Back in the day big data along with API based auto trading was deployed by HFT Firms (High Frequency Trading Firms) and Investment banks. Now these are being increasingly adopted by retail traders to profit from the markets. Auto trading based on signals generated from Trading systems are completely changing how the stock markets are functioning and how Traders are making their trading decisions. Analysis from Big Data is helping traders look for trading opportunities and further helping them develop and backtest trading systems.
As a human trader one can maybe use 4-5 indicators/Setups to help look for trading opportunities but big data can totally change that. Big Data and analytics can track multiple trading opportunities across the asset classes at the same time and the system itself can generate signals related to buy/sell, when to enter / exit, the quantity of the order and finally the target and Stop Loss.

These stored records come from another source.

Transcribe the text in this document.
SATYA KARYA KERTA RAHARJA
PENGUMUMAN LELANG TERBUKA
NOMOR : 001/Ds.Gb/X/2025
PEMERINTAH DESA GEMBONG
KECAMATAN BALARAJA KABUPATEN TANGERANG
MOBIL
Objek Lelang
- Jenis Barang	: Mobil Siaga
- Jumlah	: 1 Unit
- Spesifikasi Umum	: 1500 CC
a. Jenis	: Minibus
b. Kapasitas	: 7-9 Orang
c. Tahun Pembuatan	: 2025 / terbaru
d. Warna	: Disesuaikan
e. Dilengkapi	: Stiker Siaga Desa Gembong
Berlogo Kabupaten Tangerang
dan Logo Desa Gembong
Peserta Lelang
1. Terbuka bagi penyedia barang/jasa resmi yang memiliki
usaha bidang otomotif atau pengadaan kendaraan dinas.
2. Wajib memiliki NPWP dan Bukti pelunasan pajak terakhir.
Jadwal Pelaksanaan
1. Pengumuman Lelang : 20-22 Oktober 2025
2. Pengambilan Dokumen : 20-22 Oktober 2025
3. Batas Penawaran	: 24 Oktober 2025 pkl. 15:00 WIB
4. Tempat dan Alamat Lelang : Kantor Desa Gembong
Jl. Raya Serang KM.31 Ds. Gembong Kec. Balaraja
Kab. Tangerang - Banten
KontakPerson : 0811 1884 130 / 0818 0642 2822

Further the system can directly via Trading API’s, execute this in Live Market and that too at much greater speed than one can do manually. Say you have an effective strategy based on the indicator Super trend.
However manually executing this may lead to slow execution, also it requires you to be present on the trading terminal at all times and further it may happen that emotions creep in thus causing you to trade irrationally. Trading API's come in handy here as they remove the emotions out of trading thus removing the emotional bias. Other popular Trading setups would be ones which seek Arbitrage opportunities - basically profiteering from price difference of a stock or instrument listed in two different markets may it be domestic or global. other being ones which depend on statistical arbitrage-basically that employ mean reversion models.